Farnèseries…

Saluti a tutti!

L’air est-il toujours aussi irrespirable à Genève?

J’ai pris la tangente… Cela me démangeait depuis lundi… d’aller voir ce qui se passait du côté de la Farnesina… Et puis, ce sont les soldes, à Rome aussi… La dérision me gagne… Vous aussi? Serait-ce un ultime mécanisme de défense devant le spectacle de la mauvaise farce de l’été que l’on nous impose… Tragedia del Arte?…

Question capitale, pardonnez mon cynisme: Condoleezza Rice a-t-elle pu se détendre en jouant sur le piano que lui avait mis à disposition l’ambassadeur américain dans sa résidence. Et bien, apparemment non… La secrétaire d’Etat semble avoir troqué les délices de la musique pour un tourisme fast food dans un établissement de la place bondé de tiffosi survoltés par l’affaire du Calcio.

Bref, trêve de plaisanterie. Et oui, il n’y a plus qu’avec la Plaisanterie (3) que l’on peut parler de trêve… A défaut de cessation des hostilités, de cessez-le-feu ou de tout autre vocable qui signifierait la fin des combats et de leur cortège de souffrances… Alors que le bilan des victimes libanaises a dépassé les 600 personnes…

Condie au piano… L’image reste au demeurant fort parlante… La première Dame de la diplomatie américaine tient entre ses mains une partition qu’elle a baptisée « Nouveau Proche-Orient »… et qui ressemble fort à un requiem pour le pays du Cèdre… En avant la Musique, au pas de charge du déclin civilisationnel de l’Empire (1) où Bush vient d’instaurer une journée nationale du Rodéo…

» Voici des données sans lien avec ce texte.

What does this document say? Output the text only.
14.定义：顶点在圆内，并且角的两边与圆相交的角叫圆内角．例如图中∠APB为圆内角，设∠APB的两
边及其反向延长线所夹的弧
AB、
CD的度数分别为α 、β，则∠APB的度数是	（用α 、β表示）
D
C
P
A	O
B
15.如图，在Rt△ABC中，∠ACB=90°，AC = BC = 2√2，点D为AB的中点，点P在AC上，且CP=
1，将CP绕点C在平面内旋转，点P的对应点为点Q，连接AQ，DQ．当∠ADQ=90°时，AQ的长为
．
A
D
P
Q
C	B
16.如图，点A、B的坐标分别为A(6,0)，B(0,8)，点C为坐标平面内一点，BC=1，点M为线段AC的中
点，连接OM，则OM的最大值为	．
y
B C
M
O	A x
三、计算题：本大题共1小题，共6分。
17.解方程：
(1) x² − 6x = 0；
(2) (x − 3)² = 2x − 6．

Aux lendemains du Sommet de Rome – première réunion diplomatique d’envergure après trois semaines de combats guerriers – la capitale italienne ne peut se targuer d’un succès. Bien au contraire. Le chemin de la paix n’est pas passé par Rome… Le Tibre, stoique, coule des jours caniculaires… Les casques Bleus – qui ont perdu quatre des leurs – semblent devenus des cibles comme les autres et l’ONU ne parvient pas à une condamnation unanime… Olmert a présenté ses excuses… Une enquete est en cours… Mais on sait ce qu’il advient généralement de ce type d’investigations…

Piazza Farnèse. Presque 9 heures. Rome se réveille doucement. Les éboueurs – les opérateurs de l’environnement comme l’on dit ici – font disparaitre, avec le sourire, les stigmates de la nuit. Quelques quadragénaires lisent la presse du jour, sirotant un expresso… D’autres promènent leur toutou avec une nonchalante élégance tandis que des nonnes en coiffe armées de plastic bags gagnent leur Eglise.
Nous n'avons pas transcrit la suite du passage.